EU set to ban illegal timber from 2012

Illegally logged timber being marked (Image: PA) The EU hopes the ban will slow global deforestation rates

The EU is set to finally ban illegal timber in 2012 after protracted legal wrangling over the issue.

After two years of negotiations, legislators reached a compromise on a deal that will require companies to trace where their timber was harvested.

Up to 40% of the world's wood production is estimated to come from illegally logged tropical forests.

MEPs will vote on the proposal in July before it is presented to the European Council in the autumn.

Members of the European Parliament and the European Council on Wednesday reached a provisional agreement that there should be a "prohibition" on illegal timber in the EU. 'Substantial penalties'

The plans also set out the responsibilities along the supply chain, and say companies will have to carry out risk assessments and use "due diligence" systems in areas where illegal activies are suspected.

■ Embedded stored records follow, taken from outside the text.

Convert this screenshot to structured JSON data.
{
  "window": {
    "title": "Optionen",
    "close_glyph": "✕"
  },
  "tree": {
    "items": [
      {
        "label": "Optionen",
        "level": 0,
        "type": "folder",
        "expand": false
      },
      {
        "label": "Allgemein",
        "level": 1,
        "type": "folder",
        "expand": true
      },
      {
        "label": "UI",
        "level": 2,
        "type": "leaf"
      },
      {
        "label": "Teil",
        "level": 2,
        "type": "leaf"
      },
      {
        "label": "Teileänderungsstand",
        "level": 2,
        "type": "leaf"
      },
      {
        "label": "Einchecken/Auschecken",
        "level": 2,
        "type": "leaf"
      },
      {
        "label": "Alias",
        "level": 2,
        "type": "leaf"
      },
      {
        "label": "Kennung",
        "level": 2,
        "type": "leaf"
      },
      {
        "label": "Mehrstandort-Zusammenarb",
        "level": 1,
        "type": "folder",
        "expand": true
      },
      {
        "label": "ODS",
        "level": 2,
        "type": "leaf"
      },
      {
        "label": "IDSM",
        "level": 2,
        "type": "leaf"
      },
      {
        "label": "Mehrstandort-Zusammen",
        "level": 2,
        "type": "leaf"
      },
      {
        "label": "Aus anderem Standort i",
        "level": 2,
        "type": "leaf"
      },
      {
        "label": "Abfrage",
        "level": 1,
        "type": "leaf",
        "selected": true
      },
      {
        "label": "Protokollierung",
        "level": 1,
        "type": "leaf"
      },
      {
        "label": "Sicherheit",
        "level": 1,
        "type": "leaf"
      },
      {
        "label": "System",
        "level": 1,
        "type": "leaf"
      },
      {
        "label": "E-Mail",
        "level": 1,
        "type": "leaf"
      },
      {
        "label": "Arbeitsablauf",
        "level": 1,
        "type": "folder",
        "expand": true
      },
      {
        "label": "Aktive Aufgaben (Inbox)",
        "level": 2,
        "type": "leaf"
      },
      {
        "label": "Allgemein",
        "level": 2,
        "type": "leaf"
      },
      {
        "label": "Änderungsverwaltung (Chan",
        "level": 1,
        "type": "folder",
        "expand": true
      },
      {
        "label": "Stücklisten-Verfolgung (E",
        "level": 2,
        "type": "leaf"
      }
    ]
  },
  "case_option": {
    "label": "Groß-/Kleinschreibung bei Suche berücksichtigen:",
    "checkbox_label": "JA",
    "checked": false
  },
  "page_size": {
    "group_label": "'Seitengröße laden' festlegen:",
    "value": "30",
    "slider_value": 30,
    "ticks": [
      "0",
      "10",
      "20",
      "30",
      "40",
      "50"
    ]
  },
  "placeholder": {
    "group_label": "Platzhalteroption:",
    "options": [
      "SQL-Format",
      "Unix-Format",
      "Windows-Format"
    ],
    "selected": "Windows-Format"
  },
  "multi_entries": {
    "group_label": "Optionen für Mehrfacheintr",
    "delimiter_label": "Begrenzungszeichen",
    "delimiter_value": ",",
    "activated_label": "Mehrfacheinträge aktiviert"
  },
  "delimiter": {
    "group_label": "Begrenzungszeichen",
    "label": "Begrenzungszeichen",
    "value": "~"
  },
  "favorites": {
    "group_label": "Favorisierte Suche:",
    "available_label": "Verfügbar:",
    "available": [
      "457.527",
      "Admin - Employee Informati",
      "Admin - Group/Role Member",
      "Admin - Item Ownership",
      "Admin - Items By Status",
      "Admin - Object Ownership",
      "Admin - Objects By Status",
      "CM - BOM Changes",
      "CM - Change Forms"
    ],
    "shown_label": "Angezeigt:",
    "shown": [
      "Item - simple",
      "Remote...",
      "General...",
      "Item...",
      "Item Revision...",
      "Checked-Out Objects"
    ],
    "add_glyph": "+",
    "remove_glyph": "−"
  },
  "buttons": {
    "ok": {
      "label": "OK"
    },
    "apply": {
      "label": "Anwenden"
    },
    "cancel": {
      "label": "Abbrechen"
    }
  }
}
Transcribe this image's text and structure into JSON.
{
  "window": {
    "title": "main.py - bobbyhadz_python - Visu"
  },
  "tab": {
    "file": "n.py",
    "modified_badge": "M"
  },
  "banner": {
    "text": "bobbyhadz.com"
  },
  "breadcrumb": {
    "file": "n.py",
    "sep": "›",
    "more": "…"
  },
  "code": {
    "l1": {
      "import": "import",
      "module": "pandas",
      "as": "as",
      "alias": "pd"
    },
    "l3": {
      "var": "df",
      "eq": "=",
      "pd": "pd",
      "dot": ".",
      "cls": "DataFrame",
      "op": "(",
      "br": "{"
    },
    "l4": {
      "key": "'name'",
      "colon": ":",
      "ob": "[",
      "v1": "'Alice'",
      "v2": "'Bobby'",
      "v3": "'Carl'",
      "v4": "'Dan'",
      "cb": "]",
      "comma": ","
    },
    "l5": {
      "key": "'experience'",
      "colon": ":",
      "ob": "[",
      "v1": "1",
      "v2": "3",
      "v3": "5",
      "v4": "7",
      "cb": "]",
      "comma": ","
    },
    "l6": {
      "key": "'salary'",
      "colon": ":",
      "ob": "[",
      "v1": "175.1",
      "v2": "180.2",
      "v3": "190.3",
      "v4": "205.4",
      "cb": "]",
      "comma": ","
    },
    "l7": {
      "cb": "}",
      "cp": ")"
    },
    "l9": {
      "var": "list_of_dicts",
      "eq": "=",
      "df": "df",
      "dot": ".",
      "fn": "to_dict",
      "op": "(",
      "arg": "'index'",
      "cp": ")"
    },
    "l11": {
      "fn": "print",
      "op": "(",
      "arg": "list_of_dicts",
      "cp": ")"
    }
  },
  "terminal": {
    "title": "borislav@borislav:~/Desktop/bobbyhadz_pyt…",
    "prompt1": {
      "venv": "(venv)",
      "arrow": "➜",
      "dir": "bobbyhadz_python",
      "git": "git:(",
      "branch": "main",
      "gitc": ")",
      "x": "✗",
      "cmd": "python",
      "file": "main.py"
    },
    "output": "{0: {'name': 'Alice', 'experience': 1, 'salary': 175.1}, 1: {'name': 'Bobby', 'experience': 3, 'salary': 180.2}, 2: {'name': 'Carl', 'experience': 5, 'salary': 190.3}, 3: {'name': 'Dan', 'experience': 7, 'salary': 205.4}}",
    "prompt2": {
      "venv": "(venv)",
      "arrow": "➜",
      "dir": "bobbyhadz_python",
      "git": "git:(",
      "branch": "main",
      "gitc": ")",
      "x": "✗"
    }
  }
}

"Substantial penalties would apply in cases of non-compliance, which could be calculated on the basis of environmental damage caused," the European Parliament said in a statement.

The Finnish Green MEP who steered the legislation through the parliament, Satu Hassi, welcomed the agreement.

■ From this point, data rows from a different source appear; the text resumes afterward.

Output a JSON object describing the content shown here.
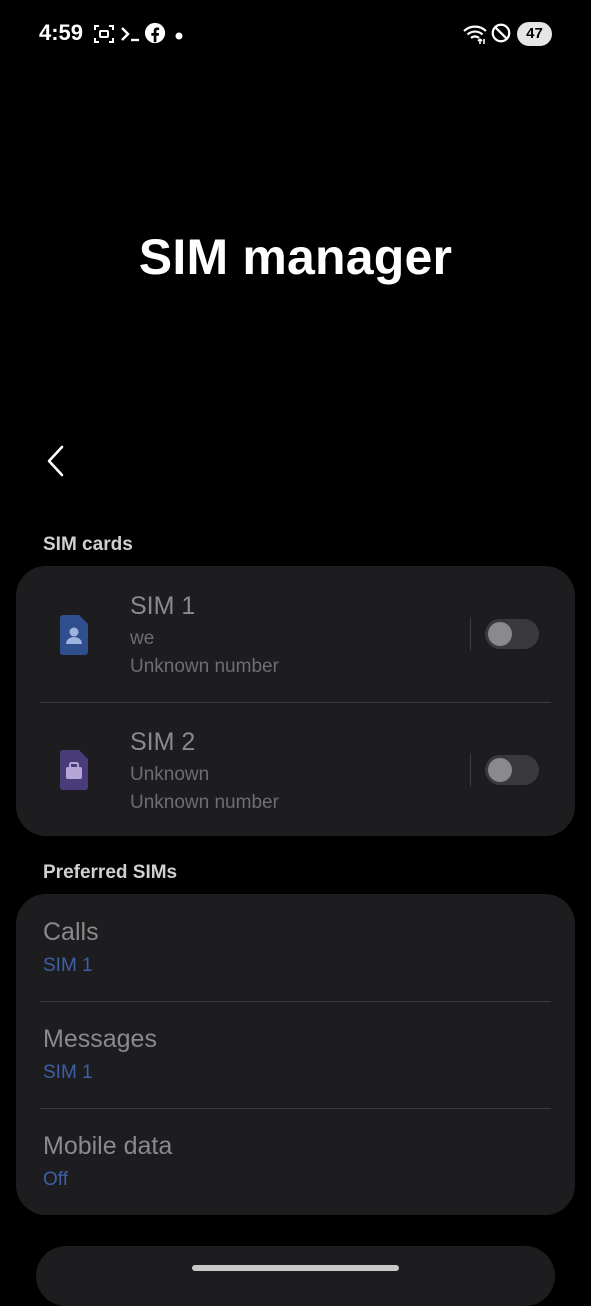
{
  "status_bar": {
    "time": "4:59",
    "battery": "47",
    "icons": [
      "screenshot-icon",
      "terminal-icon",
      "facebook-icon",
      "dot-icon",
      "wifi-icon",
      "do-not-disturb-icon"
    ]
  },
  "header": {
    "title": "SIM manager"
  },
  "sim_cards": {
    "section_label": "SIM cards",
    "items": [
      {
        "title": "SIM 1",
        "name": "we",
        "number": "Unknown number",
        "enabled": false,
        "icon_color": "#2f4f8f",
        "icon": "person-sim-icon"
      },
      {
        "title": "SIM 2",
        "name": "Unknown",
        "number": "Unknown number",
        "enabled": false,
        "icon_color": "#4a3b7a",
        "icon": "briefcase-sim-icon"
      }
    ]
  },
  "preferred_sims": {
    "section_label": "Preferred SIMs",
    "items": [
      {
        "title": "Calls",
        "value": "SIM 1"
      },
      {
        "title": "Messages",
        "value": "SIM 1"
      },
      {
        "title": "Mobile data",
        "value": "Off"
      }
    ]
  },
  "colors": {
    "accent": "#3d5fa8",
    "card": "#1d1d1f",
    "background": "#000000"
  }
}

"I am delighted that the Parliament was able to secure fundamental improvements to the draft regulation on illegally harvested timber," she said.

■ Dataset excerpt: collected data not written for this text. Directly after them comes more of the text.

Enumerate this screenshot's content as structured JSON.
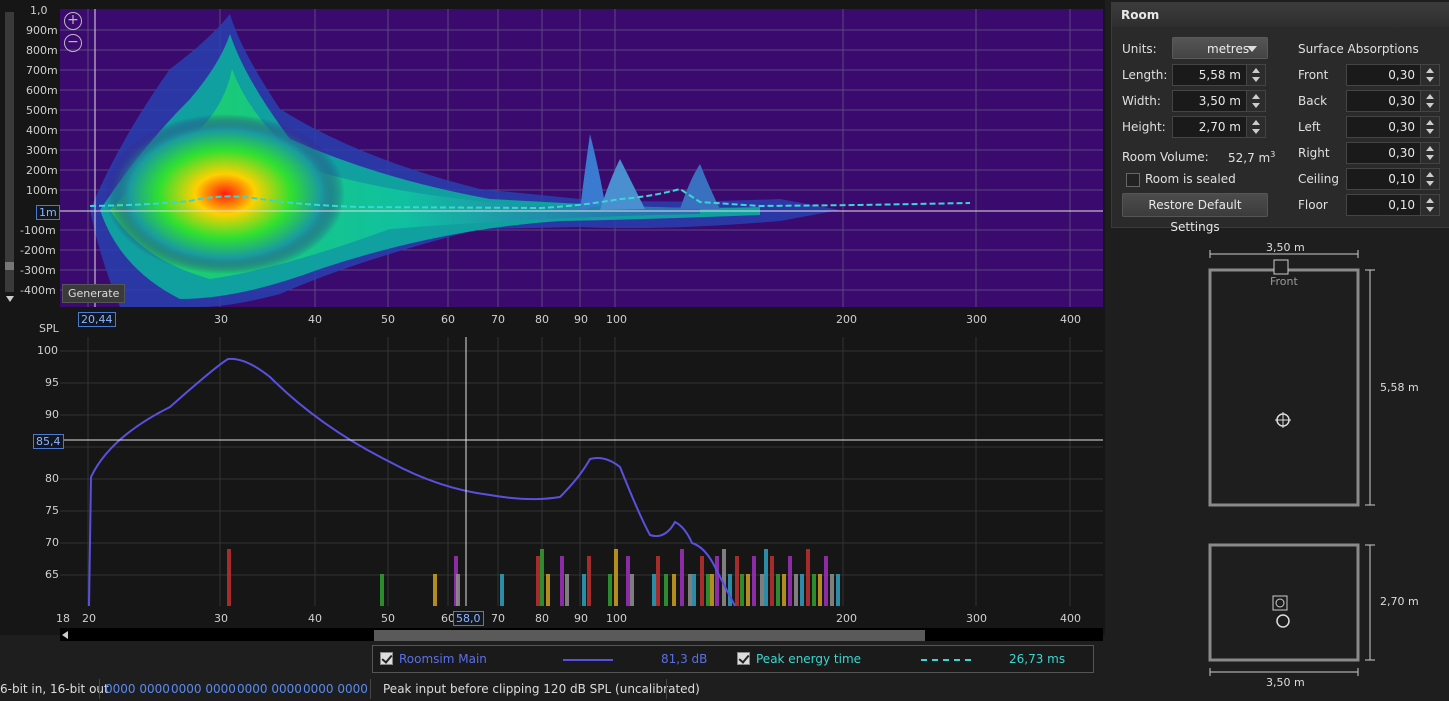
{
  "spectrogram": {
    "y_labels": [
      "1,0",
      "900m",
      "800m",
      "700m",
      "600m",
      "500m",
      "400m",
      "300m",
      "200m",
      "100m",
      "1m",
      "-100m",
      "-200m",
      "-300m",
      "-400m"
    ],
    "cursor_value": "1m",
    "x_cursor_value": "20,44",
    "x_labels": [
      "30",
      "40",
      "50",
      "60",
      "70",
      "80",
      "90",
      "100",
      "200",
      "300",
      "400"
    ],
    "generate_label": "Generate",
    "zoom_in": "+",
    "zoom_out": "−"
  },
  "spl": {
    "y_title": "SPL",
    "y_labels": [
      "100",
      "95",
      "90",
      "80",
      "75",
      "70",
      "65"
    ],
    "cursor_value": "85,4",
    "x_cursor_value": "58,0",
    "x_labels": [
      "18",
      "20",
      "30",
      "40",
      "50",
      "60",
      "70",
      "80",
      "90",
      "100",
      "200",
      "300",
      "400"
    ]
  },
  "legend": {
    "series1_name": "Roomsim Main",
    "series1_value": "81,3 dB",
    "series2_name": "Peak energy time",
    "series2_value": "26,73 ms"
  },
  "status": {
    "bits": "6-bit in, 16-bit out",
    "codes": [
      "0000 0000",
      "0000 0000",
      "0000 0000",
      "0000 0000"
    ],
    "peak": "Peak input before clipping 120 dB SPL (uncalibrated)"
  },
  "room": {
    "title": "Room",
    "units_label": "Units:",
    "units_value": "metres",
    "length_label": "Length:",
    "length_value": "5,58 m",
    "width_label": "Width:",
    "width_value": "3,50 m",
    "height_label": "Height:",
    "height_value": "2,70 m",
    "volume_label": "Room Volume:",
    "volume_value": "52,7 m",
    "volume_unit_sup": "3",
    "sealed_label": "Room is sealed",
    "restore_label": "Restore Default Settings",
    "absorptions_title": "Surface Absorptions",
    "absorptions": [
      {
        "label": "Front",
        "value": "0,30"
      },
      {
        "label": "Back",
        "value": "0,30"
      },
      {
        "label": "Left",
        "value": "0,30"
      },
      {
        "label": "Right",
        "value": "0,30"
      },
      {
        "label": "Ceiling",
        "value": "0,10"
      },
      {
        "label": "Floor",
        "value": "0,10"
      }
    ]
  },
  "plan": {
    "top_width": "3,50 m",
    "front_label": "Front",
    "side_length": "5,58 m",
    "elev_height": "2,70 m",
    "elev_width": "3,50 m"
  },
  "colors": {
    "spectro_bg": "#3a0a6e",
    "spl_line": "#5a50e0",
    "peak_line": "#38d8d0",
    "accent_box": "#4a7bd0"
  }
}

However, timber used to produce printed material such as books and newspapers will be exempt for a further five years.

Illegal logging is a major driver of deforestation, with the volume of industrial wood from illegal sources estimated at 350-650m cubic metres each year.

Although certification schemes do exist, experts say that in many regions, just as much timber is logged illegally as legally, making it very difficult for consumers to make an ethically based choice.

Illegal logging is blamed for depressing timber prices, strips natural resources and tax revenues, and increases poverty of people who depend upon forests.

"The world's largest market is about to shut its gates to companies profiting from illegal trafficking and forest destruction," said Sebastien Risso, forest policy director for Greenpeace EU.

The black market for wood products is often run by criminals fuelling conflict, robbing governments of revenue and causing irreversible environmental destruction."